INFO of a successful sample
Adapter or bad ligation of read1. The input has little adapter percentage (~0.247438%), probably it's trimmed before.
Sequence Occurrences 1. A 3051 2. G 2336 3. T 4015 4. other adapter sequences 206857
Adapter or bad ligation of read2. The input has little adapter percentage (~0.246621%), probably it's trimmed before.
Sequence Occurrences 1. A 3086 2. G 2277 3. T 4063 4. other adapter sequences 206838
INFO of a failed sample
Sequence Occurrences
Adapter or bad ligation of read2
Sequence Occurrences
What I can tell is that these two samples were derived from different batches, one of which was trimmed before my handling. But I still do not know how to debug it. Appreciate any advice.
Did you verify that the index you created was good? Is this install of HISAT2 known to otherwise work well? You have more than adequate hardware capacity (assuming nothing else is consuming that capacity when you are running these jobs) for this to work.
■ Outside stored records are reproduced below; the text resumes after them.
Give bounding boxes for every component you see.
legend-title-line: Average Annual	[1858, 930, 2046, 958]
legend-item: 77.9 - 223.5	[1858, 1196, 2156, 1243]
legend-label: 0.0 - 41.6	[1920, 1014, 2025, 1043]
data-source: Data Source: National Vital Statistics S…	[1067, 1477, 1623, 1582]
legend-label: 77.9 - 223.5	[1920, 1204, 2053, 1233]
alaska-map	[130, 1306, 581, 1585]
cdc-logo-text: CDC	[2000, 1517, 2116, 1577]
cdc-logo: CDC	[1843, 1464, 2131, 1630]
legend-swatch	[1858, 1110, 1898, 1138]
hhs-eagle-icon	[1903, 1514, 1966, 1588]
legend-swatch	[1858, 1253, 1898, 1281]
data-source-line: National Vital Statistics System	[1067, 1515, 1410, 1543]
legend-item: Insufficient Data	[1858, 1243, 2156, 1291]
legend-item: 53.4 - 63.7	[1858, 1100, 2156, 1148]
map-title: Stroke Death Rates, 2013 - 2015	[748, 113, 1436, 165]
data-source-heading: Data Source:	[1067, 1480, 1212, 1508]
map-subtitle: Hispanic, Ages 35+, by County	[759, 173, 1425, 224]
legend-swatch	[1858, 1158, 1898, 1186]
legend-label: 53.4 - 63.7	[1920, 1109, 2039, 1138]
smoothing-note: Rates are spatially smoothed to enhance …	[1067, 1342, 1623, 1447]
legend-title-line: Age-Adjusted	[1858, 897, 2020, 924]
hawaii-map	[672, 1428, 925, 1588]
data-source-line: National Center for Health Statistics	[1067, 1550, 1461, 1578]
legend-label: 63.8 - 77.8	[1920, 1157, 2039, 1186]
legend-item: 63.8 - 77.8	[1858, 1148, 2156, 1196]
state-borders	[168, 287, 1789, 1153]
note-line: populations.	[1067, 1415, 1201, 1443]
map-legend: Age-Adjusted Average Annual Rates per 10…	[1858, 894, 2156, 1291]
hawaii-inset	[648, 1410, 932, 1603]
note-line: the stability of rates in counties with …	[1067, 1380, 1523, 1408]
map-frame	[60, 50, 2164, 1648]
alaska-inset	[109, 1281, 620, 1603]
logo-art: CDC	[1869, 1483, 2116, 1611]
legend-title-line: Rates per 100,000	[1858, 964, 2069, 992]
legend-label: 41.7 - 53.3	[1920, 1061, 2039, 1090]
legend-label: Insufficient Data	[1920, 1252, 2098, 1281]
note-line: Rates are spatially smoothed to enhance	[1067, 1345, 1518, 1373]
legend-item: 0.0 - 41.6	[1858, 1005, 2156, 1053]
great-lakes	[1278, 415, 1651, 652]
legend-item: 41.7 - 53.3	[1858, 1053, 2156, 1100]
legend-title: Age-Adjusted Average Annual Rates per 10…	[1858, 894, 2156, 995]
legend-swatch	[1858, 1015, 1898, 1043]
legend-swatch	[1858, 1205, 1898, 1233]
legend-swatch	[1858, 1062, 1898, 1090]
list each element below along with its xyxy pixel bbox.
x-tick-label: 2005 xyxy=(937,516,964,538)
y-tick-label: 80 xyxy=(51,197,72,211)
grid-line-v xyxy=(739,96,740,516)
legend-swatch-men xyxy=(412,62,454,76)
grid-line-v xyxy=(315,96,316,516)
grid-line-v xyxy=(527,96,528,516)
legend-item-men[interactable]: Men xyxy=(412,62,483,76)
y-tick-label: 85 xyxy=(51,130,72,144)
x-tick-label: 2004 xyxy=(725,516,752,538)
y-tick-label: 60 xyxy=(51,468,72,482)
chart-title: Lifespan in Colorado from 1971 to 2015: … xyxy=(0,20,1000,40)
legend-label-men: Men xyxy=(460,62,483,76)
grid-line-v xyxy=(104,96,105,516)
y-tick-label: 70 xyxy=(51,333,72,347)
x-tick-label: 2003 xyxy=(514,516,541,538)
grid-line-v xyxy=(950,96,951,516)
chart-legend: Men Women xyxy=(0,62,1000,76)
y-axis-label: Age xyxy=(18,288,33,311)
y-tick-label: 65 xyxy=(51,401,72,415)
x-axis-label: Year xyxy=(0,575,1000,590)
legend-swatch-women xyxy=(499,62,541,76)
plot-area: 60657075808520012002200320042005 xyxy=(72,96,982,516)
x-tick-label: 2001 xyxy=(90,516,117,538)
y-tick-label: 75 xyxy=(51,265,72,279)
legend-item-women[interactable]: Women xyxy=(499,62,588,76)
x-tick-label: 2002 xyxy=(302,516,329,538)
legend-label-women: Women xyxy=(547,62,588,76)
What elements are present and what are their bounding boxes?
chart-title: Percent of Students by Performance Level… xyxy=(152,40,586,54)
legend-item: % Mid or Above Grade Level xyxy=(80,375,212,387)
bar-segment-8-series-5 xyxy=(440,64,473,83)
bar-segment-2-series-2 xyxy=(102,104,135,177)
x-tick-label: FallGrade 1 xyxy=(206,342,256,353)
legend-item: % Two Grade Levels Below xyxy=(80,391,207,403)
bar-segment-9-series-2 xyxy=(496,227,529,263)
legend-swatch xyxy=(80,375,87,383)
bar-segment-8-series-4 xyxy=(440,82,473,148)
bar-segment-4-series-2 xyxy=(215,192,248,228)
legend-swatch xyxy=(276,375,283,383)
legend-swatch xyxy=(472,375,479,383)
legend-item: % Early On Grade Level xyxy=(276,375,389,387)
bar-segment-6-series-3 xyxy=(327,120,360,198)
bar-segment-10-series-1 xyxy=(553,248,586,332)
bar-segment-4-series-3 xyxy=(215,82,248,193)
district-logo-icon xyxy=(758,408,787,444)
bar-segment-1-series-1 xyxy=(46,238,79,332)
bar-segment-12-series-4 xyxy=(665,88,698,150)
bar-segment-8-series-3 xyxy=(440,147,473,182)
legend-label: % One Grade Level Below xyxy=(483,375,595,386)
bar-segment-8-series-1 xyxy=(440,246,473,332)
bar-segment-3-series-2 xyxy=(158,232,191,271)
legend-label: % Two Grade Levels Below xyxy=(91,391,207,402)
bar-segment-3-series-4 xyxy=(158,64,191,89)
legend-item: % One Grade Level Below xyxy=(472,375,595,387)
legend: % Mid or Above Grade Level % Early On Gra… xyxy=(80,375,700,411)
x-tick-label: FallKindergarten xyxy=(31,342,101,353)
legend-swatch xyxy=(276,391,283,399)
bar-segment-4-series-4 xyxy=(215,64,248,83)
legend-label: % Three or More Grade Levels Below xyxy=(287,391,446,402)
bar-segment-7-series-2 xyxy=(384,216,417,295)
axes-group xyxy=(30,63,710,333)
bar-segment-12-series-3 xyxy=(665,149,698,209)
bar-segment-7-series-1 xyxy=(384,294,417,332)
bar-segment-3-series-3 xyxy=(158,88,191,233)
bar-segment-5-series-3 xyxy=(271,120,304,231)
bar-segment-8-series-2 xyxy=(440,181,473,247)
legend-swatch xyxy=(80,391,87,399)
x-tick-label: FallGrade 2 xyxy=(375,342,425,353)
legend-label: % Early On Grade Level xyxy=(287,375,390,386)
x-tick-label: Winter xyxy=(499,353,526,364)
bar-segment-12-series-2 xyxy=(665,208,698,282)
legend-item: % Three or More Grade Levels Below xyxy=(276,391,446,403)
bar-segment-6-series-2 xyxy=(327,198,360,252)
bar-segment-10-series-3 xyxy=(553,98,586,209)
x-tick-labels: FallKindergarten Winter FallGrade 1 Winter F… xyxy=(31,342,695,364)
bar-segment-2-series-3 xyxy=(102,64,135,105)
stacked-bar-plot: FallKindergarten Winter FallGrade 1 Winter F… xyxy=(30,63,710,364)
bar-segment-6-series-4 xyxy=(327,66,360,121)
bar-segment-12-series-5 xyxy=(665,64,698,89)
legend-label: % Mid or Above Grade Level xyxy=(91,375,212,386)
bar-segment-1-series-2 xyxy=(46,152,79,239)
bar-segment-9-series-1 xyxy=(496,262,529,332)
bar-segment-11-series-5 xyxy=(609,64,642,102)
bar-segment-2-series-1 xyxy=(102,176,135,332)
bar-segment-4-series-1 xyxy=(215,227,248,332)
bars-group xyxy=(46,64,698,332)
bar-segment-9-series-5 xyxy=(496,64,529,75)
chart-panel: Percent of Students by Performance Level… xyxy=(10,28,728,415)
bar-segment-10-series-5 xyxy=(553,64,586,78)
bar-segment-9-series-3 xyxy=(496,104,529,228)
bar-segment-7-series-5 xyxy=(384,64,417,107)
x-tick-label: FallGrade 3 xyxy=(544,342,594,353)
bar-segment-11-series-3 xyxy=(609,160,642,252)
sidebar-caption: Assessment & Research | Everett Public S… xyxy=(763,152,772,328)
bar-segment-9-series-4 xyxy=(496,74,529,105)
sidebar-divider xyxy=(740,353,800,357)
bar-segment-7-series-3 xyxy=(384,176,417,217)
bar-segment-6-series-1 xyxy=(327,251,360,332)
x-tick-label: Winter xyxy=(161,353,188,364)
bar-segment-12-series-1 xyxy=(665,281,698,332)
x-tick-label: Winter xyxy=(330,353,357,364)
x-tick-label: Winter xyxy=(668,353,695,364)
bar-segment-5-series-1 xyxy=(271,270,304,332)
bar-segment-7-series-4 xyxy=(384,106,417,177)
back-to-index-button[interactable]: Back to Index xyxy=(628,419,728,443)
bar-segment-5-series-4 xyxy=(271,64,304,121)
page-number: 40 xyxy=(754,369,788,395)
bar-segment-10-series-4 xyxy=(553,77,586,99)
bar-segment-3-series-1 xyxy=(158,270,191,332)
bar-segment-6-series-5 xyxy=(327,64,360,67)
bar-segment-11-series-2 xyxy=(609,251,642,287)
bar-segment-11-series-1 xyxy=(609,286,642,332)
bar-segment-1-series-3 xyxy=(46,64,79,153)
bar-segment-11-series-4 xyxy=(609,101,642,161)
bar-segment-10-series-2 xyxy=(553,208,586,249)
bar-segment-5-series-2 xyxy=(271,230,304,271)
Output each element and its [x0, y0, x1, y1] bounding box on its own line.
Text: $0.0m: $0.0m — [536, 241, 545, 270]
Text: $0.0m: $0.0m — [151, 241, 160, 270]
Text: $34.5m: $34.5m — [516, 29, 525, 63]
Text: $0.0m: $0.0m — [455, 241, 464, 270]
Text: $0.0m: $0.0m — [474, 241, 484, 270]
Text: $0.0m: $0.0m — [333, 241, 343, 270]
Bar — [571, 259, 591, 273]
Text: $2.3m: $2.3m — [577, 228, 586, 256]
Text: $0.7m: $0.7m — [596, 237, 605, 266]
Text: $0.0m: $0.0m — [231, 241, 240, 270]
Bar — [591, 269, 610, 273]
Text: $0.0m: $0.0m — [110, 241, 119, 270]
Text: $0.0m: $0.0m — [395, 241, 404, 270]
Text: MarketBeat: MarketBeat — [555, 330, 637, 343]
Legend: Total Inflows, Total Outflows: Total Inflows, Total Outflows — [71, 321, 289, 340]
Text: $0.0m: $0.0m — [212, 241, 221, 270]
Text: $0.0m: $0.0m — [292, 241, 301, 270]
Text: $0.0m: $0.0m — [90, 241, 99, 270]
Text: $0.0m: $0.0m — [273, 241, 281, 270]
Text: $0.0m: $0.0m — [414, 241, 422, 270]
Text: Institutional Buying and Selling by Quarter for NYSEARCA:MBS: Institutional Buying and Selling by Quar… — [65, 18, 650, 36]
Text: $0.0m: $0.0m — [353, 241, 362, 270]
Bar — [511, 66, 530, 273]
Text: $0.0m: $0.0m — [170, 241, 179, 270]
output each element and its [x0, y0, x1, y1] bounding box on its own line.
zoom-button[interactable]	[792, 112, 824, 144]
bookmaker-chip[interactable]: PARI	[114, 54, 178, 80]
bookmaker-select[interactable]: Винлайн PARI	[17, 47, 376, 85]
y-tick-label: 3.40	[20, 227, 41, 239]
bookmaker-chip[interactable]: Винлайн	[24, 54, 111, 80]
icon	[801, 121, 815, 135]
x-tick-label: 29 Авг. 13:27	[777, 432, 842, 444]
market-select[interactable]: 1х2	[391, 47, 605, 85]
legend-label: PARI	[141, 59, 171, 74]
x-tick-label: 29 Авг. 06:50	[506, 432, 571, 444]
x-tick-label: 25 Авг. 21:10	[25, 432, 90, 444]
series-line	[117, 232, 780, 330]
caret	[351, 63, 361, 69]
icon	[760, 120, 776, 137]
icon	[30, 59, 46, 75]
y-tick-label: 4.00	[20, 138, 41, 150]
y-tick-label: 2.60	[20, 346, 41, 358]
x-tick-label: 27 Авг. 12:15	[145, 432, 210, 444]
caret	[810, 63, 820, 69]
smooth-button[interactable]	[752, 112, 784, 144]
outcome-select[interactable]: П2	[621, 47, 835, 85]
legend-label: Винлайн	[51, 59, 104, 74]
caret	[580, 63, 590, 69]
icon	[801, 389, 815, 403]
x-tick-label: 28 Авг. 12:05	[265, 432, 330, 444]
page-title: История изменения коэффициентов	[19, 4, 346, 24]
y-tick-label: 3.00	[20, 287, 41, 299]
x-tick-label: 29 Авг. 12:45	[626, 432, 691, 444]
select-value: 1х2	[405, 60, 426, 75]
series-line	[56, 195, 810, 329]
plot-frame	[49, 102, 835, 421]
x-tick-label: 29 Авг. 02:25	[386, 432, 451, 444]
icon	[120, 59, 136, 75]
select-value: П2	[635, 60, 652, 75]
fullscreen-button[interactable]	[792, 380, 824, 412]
Yes, I have successfully run three samples from the same batch. PS: they have similar file sizes and pre-processed by fastp.
Do you get anything else printed after:
Sigkill 9 indicates that something is not right and the program needs to abort. If you have other samples that have worked well with HISAT2 on this machine then I would suggest that you investigate if your fastq files for this particular sample are corrupt. It may be best to re-process the originals and see if you have better luck with newly made files. Hope you are trimming paired-end data files together.
Good advice. I am checking the original fastq files. Maybe remote transportation from my laptop at USA to the Linux server at China is the reason.